At 50 concurrent users on production, across 32,000+ requests and 146,800 generated records: zero errors, dynamic API latency under 180 ms at p99, 2,192 records/s sustained, and a quota guardrail that is exact under the concurrent race. The edge absorbs the read flood; the generator and the database hold the write path. The next run scales this to 200–300 VUs from a distributed source (removing the single-link caveat) and adds the async REST job pipeline (queue → R2).
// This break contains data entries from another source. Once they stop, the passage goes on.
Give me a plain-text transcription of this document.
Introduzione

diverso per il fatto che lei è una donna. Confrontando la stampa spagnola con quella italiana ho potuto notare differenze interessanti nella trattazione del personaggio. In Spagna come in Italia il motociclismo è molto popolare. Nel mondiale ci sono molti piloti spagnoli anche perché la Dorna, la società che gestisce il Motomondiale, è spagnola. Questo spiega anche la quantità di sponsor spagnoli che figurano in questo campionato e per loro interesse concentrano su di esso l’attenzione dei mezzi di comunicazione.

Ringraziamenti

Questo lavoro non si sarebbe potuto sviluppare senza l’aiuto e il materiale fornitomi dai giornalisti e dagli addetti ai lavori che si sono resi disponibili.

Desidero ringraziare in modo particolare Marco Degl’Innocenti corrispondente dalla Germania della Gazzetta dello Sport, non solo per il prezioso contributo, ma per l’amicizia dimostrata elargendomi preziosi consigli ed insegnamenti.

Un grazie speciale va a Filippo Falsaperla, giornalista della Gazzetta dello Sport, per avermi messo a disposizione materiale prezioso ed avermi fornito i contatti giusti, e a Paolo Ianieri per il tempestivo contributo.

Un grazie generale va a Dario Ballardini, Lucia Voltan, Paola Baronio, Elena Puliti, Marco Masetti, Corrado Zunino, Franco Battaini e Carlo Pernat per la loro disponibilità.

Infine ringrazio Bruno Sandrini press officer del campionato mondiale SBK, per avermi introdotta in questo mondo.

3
Every figure here is reproducible with the seeded generator; the limits shown are the live production limits, unchanged for the test.

§ · Frequently asked

Q1
Was this run against production or a staging copy?

Production — api.simpleidgen.com and simpleidgen.com — at the real limits, nothing raised. Turnstile was temporarily bypassed (via a secret-gated flag, reverted immediately after) only so accounts could be created by script; every other guardrail, including the 5,000-rows/account/day quota, stayed at its production value.

Q2
Why test the MCP path instead of the REST job pipeline?

Because it was scriptable without the emailed one-time code. The MCP generate_people tool runs the same deterministic generator and the same atomic quota reservation as the REST jobs, so it stresses the generator and database directly. The async REST pipeline (queue → R2) is the next run.

Q3
Did the quota ever get exceeded under load?

No. In the saturation run, 50 VUs racing on three accounts generated exactly 15,000 rows — the combined 3×5,000 ceiling — with zero overrun, then correctly rejected 1,910 further calls. The reservation is a single conditional database write, which stays atomic under concurrency.

Q4
Why are the sample-download latencies higher?

Those reflect the test's single client link saturating at ~47 MB/s while pulling 2.8 GB, not server slowness — the edge served every byte with zero errors. A distributed load source removes that ceiling; it's noted as a caveat, not a server result.